Totò Riina, in provincia di Trapani, avrebbe sempre avuto come riferimento in tali ruoli, Francesco Messina Denaro, padre dell’imputato, e come sostituto l’amico intimo e fidato Mariano Agate che successivamente alla malattia di Francesco Messina Denaro ne avrebbe assunto la reggenza. A suffragare questa ipotesi, Vella, nella sua arringa dice: “Non ci sono collaboratori di giustizia, vedi Brusca e altri, che parlano di corregenza di Agate e Messina Denaro figlio, smentendo così la prima sentenza”.

Una linea difensiva molto articolata che è durata più di 2 ore, durante la quale l’avvocato difensore ha portato all’attenzione della Corte presieduta da Maria Carmela Giannazzo, anche la testimonianza del mafioso Geraci secondo cui, nel ’92, lui stesso avrebbe accompagnato l’amico Francesco Messina Denaro al policlinico di Palermo a testimonianza che stava male, ma era ancora autonomo in tutte le sue attività tanto da partecipare a svariate riunioni. “Per questo – ha proseguito l’avvocatessa – non può essere che Messina Denaro figlio sia stato mandante delle stragi sorpassando così il padre e chi stava sopra di lui. Inoltre, come si evince dagli atti processuali, l’unica reggenza che avrebbe potuto assumere Messina Denaro figlio prima delle stragi è solo quella del mandamento di Castelvetrano e non della provincia di Trapani”.

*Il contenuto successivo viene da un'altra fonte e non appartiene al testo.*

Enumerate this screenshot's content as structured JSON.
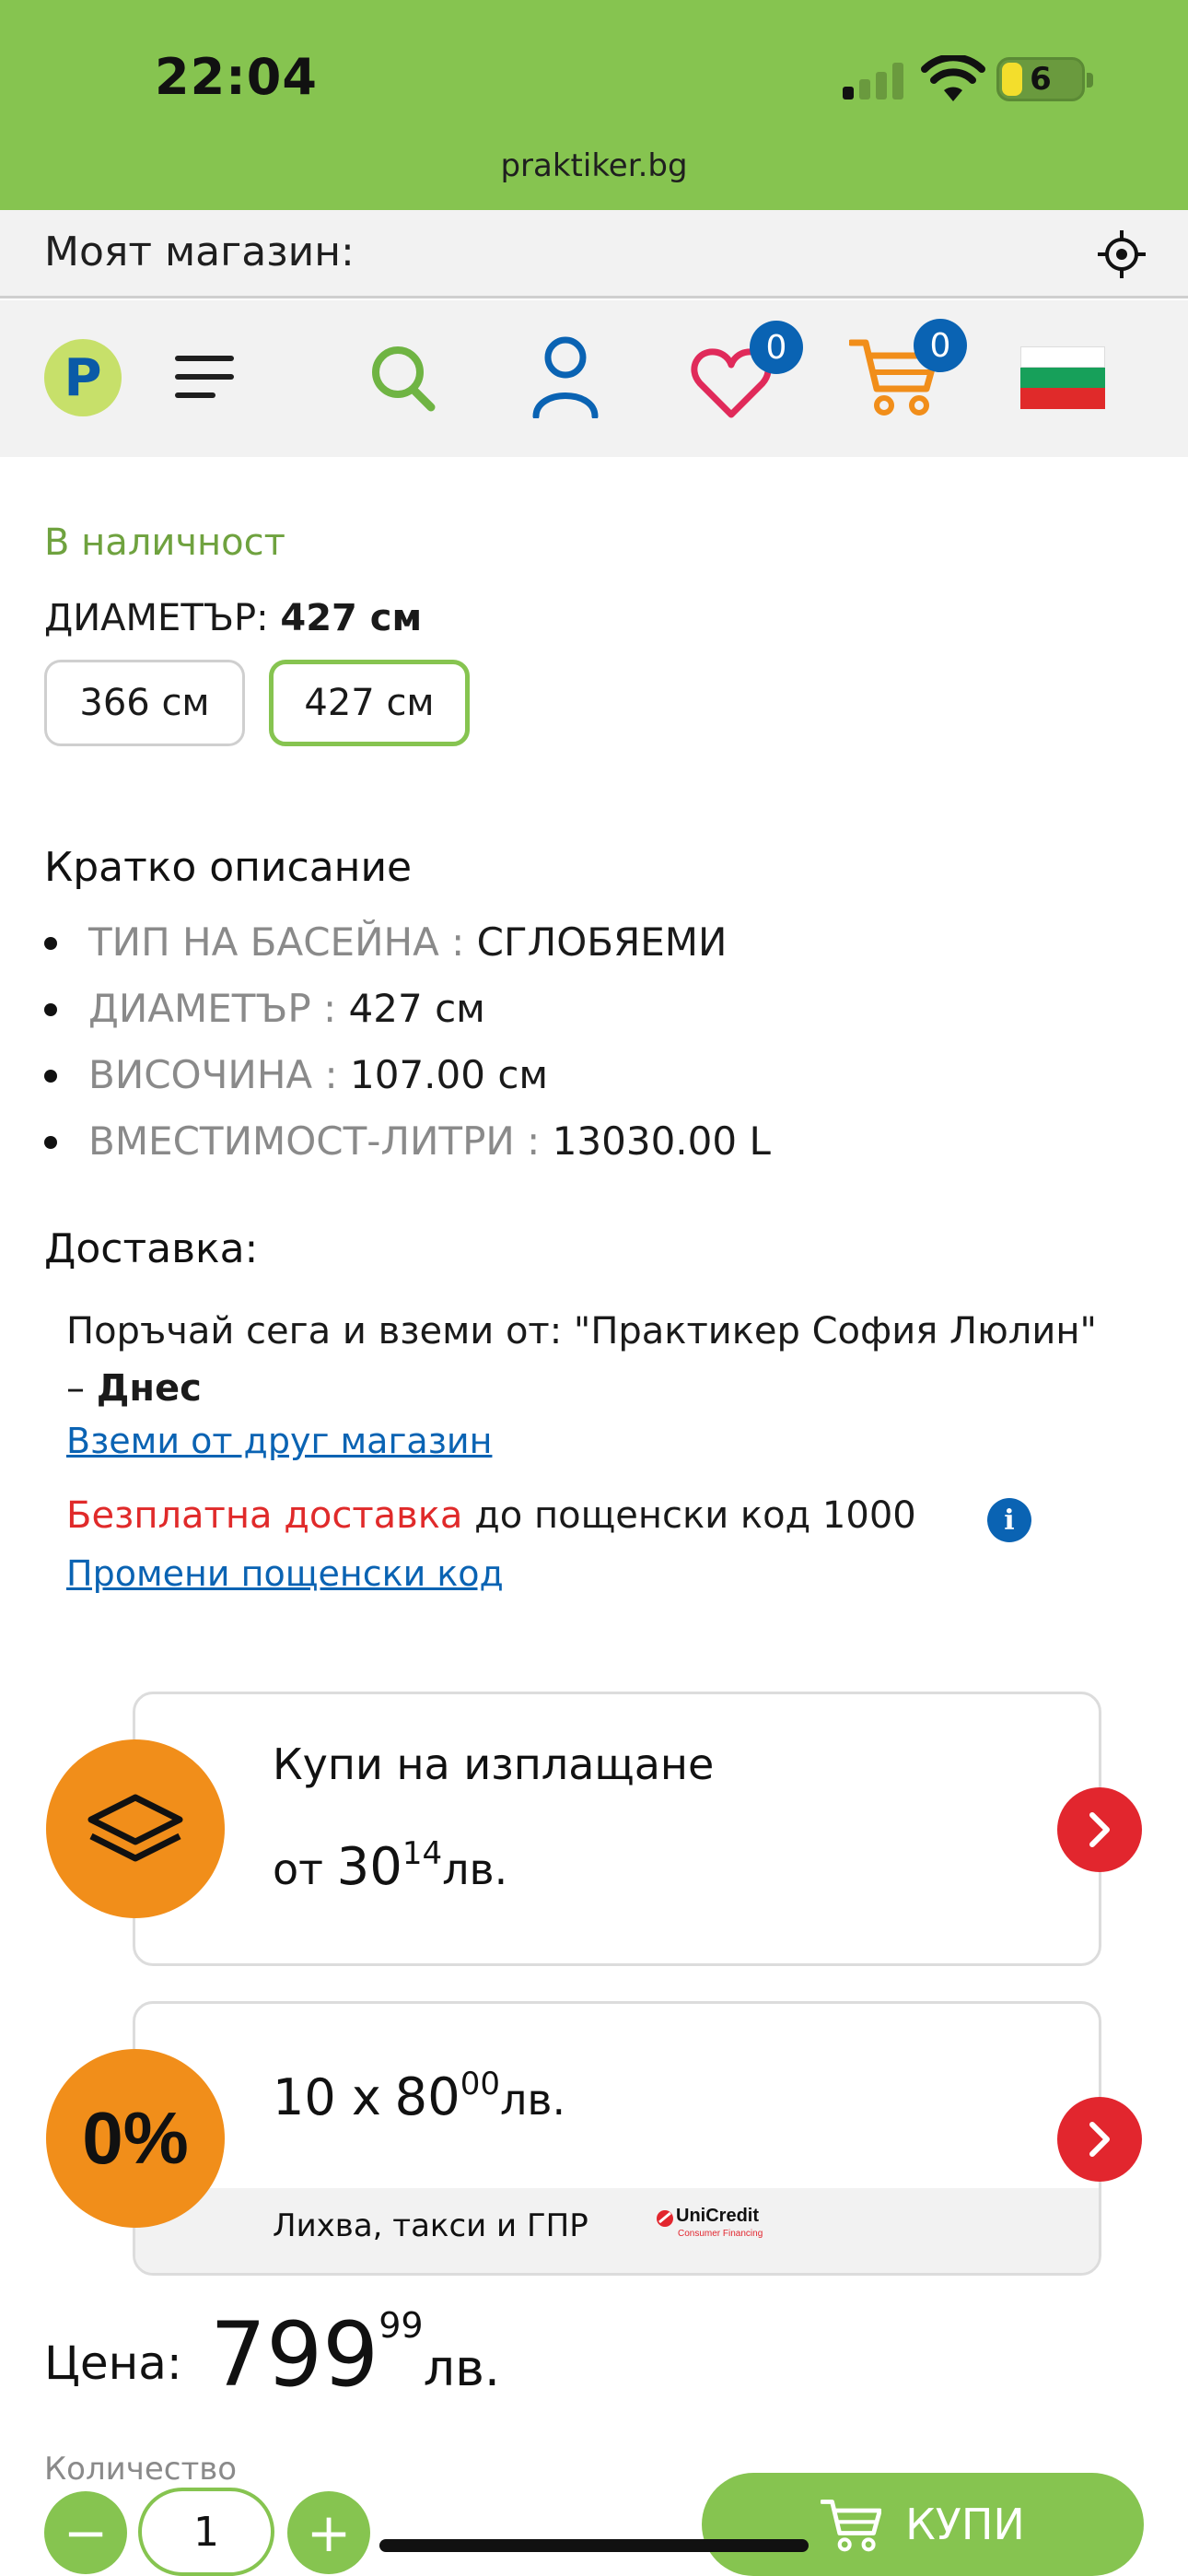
{
  "status": {
    "time": "22:04",
    "battery": "6"
  },
  "browser": {
    "url": "praktiker.bg"
  },
  "store": {
    "label": "Моят магазин:"
  },
  "header": {
    "logo": "P",
    "wishlist_count": "0",
    "cart_count": "0"
  },
  "product": {
    "availability": "В наличност",
    "diameter_label": "ДИАМЕТЪР:",
    "diameter_selected": "427 см",
    "options": [
      "366 см",
      "427 см"
    ],
    "selected_option": "427 см"
  },
  "description": {
    "title": "Кратко описание",
    "items": [
      {
        "key": "ТИП НА БАСЕЙНА :",
        "value": "СГЛОБЯЕМИ"
      },
      {
        "key": "ДИАМЕТЪР :",
        "value": "427 см"
      },
      {
        "key": "ВИСОЧИНА :",
        "value": "107.00 см"
      },
      {
        "key": "ВМЕСТИМОСТ-ЛИТРИ :",
        "value": "13030.00 L"
      }
    ]
  },
  "delivery": {
    "title": "Доставка:",
    "pickup_text": "Поръчай сега и вземи от: \"Практикер София Люлин\" –",
    "pickup_when": "Днес",
    "other_store_link": "Вземи от друг магазин",
    "free_label": "Безплатна доставка",
    "free_rest": "до пощенски код 1000",
    "info_icon": "i",
    "change_postcode_link": "Промени пощенски код"
  },
  "installment": {
    "title": "Купи на изплащане",
    "from": "от",
    "amount_int": "30",
    "amount_dec": "14",
    "currency": "лв."
  },
  "zero_interest": {
    "badge": "0%",
    "count": "10 x",
    "amount_int": "80",
    "amount_dec": "00",
    "currency": "лв.",
    "note": "Лихва, такси и ГПР",
    "partner": "UniCredit",
    "partner_sub": "Consumer Financing"
  },
  "price": {
    "label": "Цена:",
    "int": "799",
    "dec": "99",
    "currency": "лв."
  },
  "quantity": {
    "label": "Количество",
    "value": "1",
    "minus": "−",
    "plus": "+"
  },
  "buy": {
    "label": "КУПИ"
  },
  "colors": {
    "brand_green": "#86c450",
    "orange": "#f18e1a",
    "red": "#e2262e",
    "blue": "#0a63b3"
  }
}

L’avvocatessa Vella ha assunto la difesa dell’ex-latitante solo durante la scorsa udienza del 23 marzo scorso, dopo la clamorosa rinuncia alla difesa da parte della nipote del boss, Lorenza Guttadauro, e anche dopo il singolare rifiuto dell’avvocato Calogero Montante che ha presentato un certificato medico dopo aver ricevuto delle minacce telefoniche. In quell’occasione, la giovane penalista designata al delicato incarico, aveva detto: “Non mi spaventa difendere Matteo Messina Denaro, per me è un imputato come gli altri. Sono tranquilla!”. Una linea che ha coerentemente seguito oggi all’apertura del processo quando si è definita “la massima espressione del diritto di difesa che lo Stato italiano garantisce a tutti, indifferentemente a chi è incensurato o a chi possiede un casellario giudiziario ben nutrito“.

Una apologia del diritto, tradita solo in parte quando ha dovuto riconoscere le oggettive difficoltà riscontrate nel aver dovuto studiare in poco tempo tutti gli atti processuali. “È stato molto difficile per me preparare la difesa perché ho dovuto studiare la sentenza, molti atti processuali e mi sono dovuta confrontare anche con sentenze precedenti”.

Una oggettiva complessità processuale che non le ha impedito di chiedere l’assoluzione piena sulle stragi del super criminale, inserito dal 2010 nella lista dei 10 latitanti più ricercati e pericolosi del mondo.

Al termine dell’udienza la Corte ha deciso che si riunirà il prossimo 19 luglio per la sentenza: nel 31esimo anniversario della strage di Via d’Amelio.